Online Poker: Der Irrsinn der österreichischen Rechtsprechung

In Österreich steht die Verlängerung der Glücksspiellizenzen an. Wie dringend es notwendig wäre, endlich eine saubere Lösung zu finden, zeigt sich im absoluten Irrsinn, den Prozessfinanzierer und die österreichischen Gerichte aktuell verbreiten und damit die Pokerszene hinrichten.

Jeder Rechtsanwalt wird nun gleich mit dem erhobenen Zeigefinger und einem „So einfach ist das nicht!“. Ist es auch nicht, aber die Perversion, mit der findige Prozessfinanzierer eine Einkommensquelle gefunden haben und nun damit ohne Rücksicht auf Verluste wie ein Bulldozer durch die österreichische Pokerszene rollt, ist einfach nur bodenlos.

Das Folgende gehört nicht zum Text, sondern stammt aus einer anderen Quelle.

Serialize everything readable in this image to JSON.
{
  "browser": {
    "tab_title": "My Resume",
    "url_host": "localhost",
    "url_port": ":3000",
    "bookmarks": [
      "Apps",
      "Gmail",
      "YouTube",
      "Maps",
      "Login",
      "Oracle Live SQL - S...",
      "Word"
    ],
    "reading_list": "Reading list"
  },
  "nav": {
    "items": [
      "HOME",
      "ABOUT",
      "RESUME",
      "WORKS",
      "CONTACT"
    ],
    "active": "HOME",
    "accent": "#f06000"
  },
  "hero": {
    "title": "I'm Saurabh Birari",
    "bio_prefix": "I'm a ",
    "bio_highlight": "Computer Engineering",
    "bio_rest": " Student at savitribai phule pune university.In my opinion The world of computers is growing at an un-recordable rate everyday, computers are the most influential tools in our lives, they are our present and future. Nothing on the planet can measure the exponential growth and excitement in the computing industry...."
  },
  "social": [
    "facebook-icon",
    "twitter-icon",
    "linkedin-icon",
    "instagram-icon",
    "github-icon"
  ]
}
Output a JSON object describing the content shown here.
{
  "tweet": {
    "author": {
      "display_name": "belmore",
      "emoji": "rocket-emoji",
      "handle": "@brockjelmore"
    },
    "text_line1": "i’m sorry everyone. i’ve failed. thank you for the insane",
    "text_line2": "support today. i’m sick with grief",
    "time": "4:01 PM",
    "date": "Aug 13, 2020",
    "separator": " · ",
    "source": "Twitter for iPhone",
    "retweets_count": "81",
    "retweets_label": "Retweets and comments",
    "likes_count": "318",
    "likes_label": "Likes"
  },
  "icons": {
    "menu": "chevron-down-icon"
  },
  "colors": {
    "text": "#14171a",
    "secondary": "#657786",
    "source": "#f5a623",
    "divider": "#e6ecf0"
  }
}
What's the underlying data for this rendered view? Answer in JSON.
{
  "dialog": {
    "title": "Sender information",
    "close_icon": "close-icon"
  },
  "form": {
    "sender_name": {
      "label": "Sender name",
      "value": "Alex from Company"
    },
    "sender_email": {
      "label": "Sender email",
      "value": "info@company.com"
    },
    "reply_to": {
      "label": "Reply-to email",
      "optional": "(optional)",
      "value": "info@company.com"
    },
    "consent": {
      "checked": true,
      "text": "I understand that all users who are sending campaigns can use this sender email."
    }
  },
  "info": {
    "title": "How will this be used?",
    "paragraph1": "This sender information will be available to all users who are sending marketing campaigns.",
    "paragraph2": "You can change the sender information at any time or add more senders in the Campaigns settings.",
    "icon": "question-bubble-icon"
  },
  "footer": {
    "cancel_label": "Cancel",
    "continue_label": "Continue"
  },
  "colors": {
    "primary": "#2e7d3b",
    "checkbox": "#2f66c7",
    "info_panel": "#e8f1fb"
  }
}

Es steht außer Frage, dass in Österreich ausschließlich die Österreichischen Lotterien/Casinos Austria zur Durchführung von Online Glücksspielen berechtigt sind. Die Diskussion von wegen EU-Recht ist unendlich und wurde im Prinzip mit den Urteilen, dass – obwohl jeder Spieler wissentlich angekreuzt hat, dass er sich vergewissert hat, dass Online-Poker beim entsprechenden ausländischen Anbieter legal ist – man den Konsumenten schützen muss, schon beendet. Dass Recht hier nicht Recht ist, ist schon fragwürdig, denn es hat nichts mit Spielerschutz zu tun. Noch fragwürdiger ist, dass Prozessfinanzierer mit einigen Pokerspielern auf den Zug aufgesprungen sind und aktiv Spieler gesucht haben, um die Anbieter zu verklagen und Geld zu machen.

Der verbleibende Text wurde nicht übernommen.